A possible answer is that the reason that the Sages decreed not to blow the shofar or go out with jewelry on Shabbat is that even according to the lenient position, intercity roads are considered reshut ha-rabim regardless of how many people use them, as explained in BHL 345:7 toward the end of s.v. “she-ein.” In the time of the Sages, traveling on intercity roads was common since the cities were small. People would travel from city to city and from village to city on the same roads. The reason for the difference between intracity roads and intercity ones is that the roads outside a city belong to the entire world. Therefore, even if less than 600,000 people traverse an intercity road daily, it still belongs to the public and is considered a reshut ha-rabim.

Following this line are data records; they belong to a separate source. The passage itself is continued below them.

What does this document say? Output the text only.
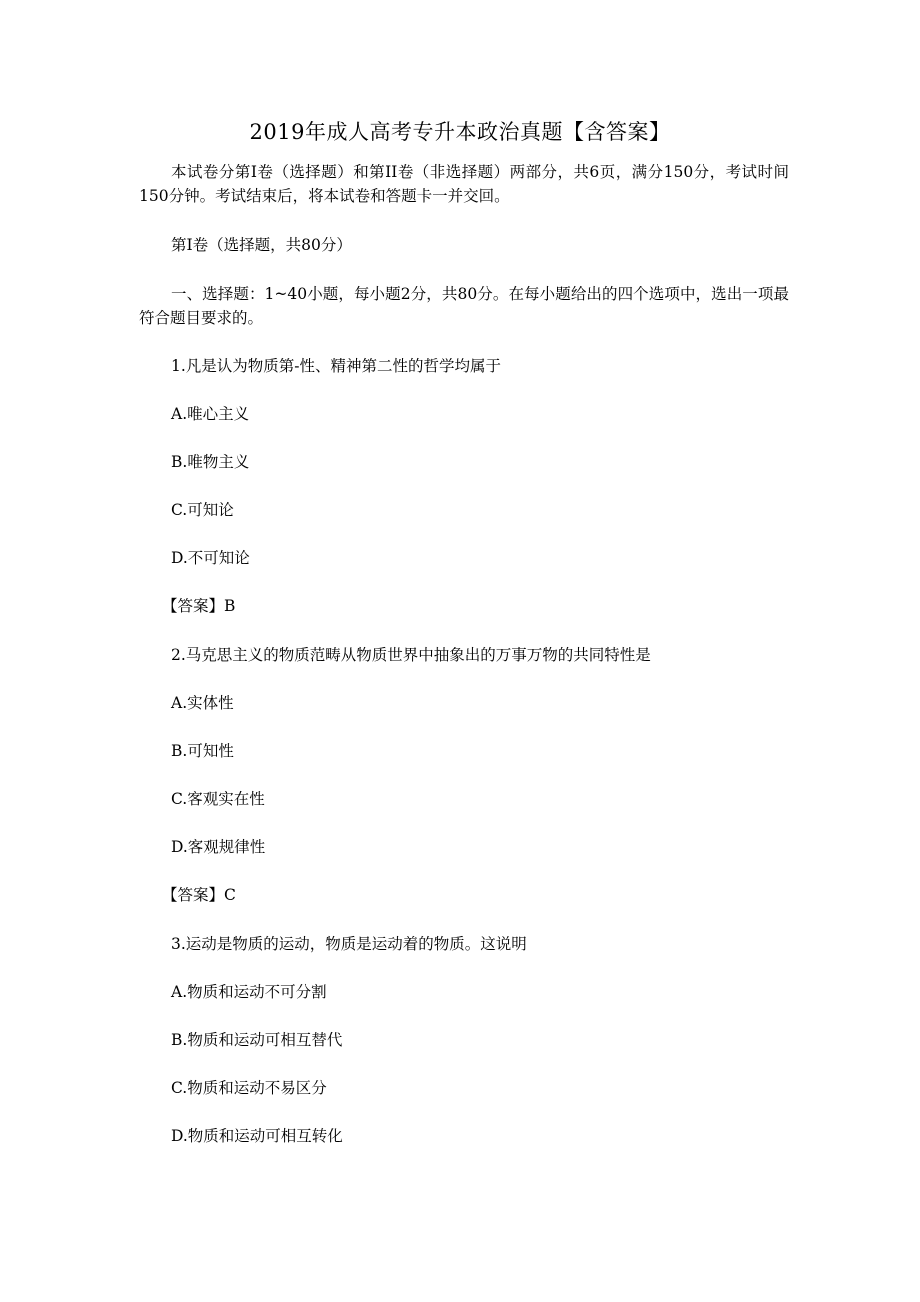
2019年成人高考专升本政治真题【含答案】
本试卷分第I卷（选择题）和第II卷（非选择题）两部分，共6页，满分150分，考试时间150分钟。考试结束后，将本试卷和答题卡一并交回。
第I卷（选择题，共80分）
一、选择题：1~40小题，每小题2分，共80分。在每小题给出的四个选项中，选出一项最符合题目要求的。
1.凡是认为物质第-性、精神第二性的哲学均属于
A.唯心主义
B.唯物主义
C.可知论
D.不可知论
【答案】B
2.马克思主义的物质范畴从物质世界中抽象出的万事万物的共同特性是
A.实体性
B.可知性
C.客观实在性
D.客观规律性
【答案】C
3.运动是物质的运动，物质是运动着的物质。这说明
A.物质和运动不可分割
B.物质和运动可相互替代
C.物质和运动不易区分
D.物质和运动可相互转化
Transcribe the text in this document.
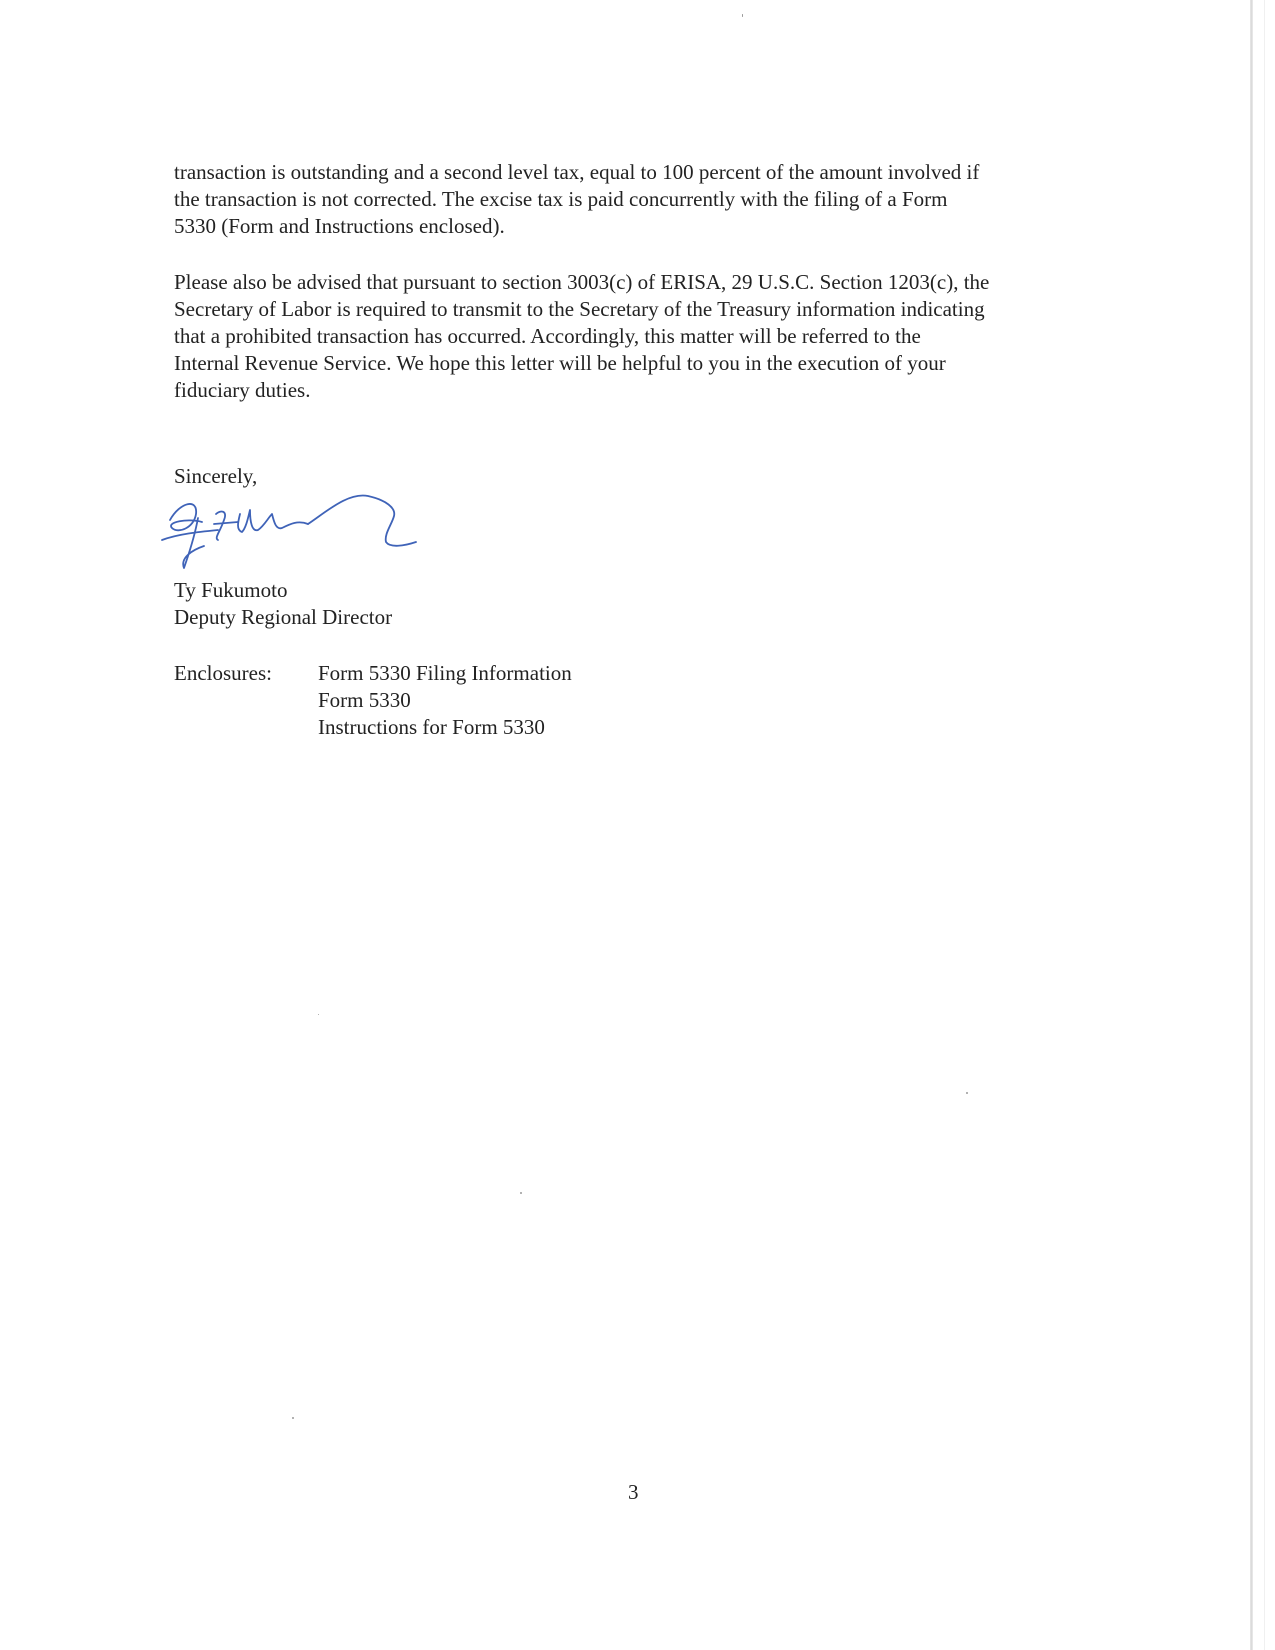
transaction is outstanding and a second level tax, equal to 100 percent of the amount involved if
the transaction is not corrected. The excise tax is paid concurrently with the filing of a Form
5330 (Form and Instructions enclosed).

Please also be advised that pursuant to section 3003(c) of ERISA, 29 U.S.C. Section 1203(c), the
Secretary of Labor is required to transmit to the Secretary of the Treasury information indicating
that a prohibited transaction has occurred. Accordingly, this matter will be referred to the
Internal Revenue Service. We hope this letter will be helpful to you in the execution of your
fiduciary duties.

Sincerely,
Ty Fukumoto
Deputy Regional Director
Enclosures: Form 5330 Filing Information
Form 5330
Instructions for Form 5330
3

In contrast, a road within a city or adjacent to it belongs to the city residents and is not a reshut ha-rabim by Torah law. In such a case, only if 600,000 people traverse it daily is it considered a public road rather than belonging to the city’s residents. Based on this, we can understand why the Sages said that if the gates of Jerusalem had not been locked at night, it would have been a reshut ha-rabim (Eruvin 6b), even though presumably fewer than 600,000 people passed through daily. Since Jerusalem served the entire Jewish people, its streets belonged to all the pilgrims, and thus were comparable to intercity roads. Therefore, had the city not been walled, and had the gates not been locked each night, it would have been deemed a reshut ha-rabim. See more in the next note.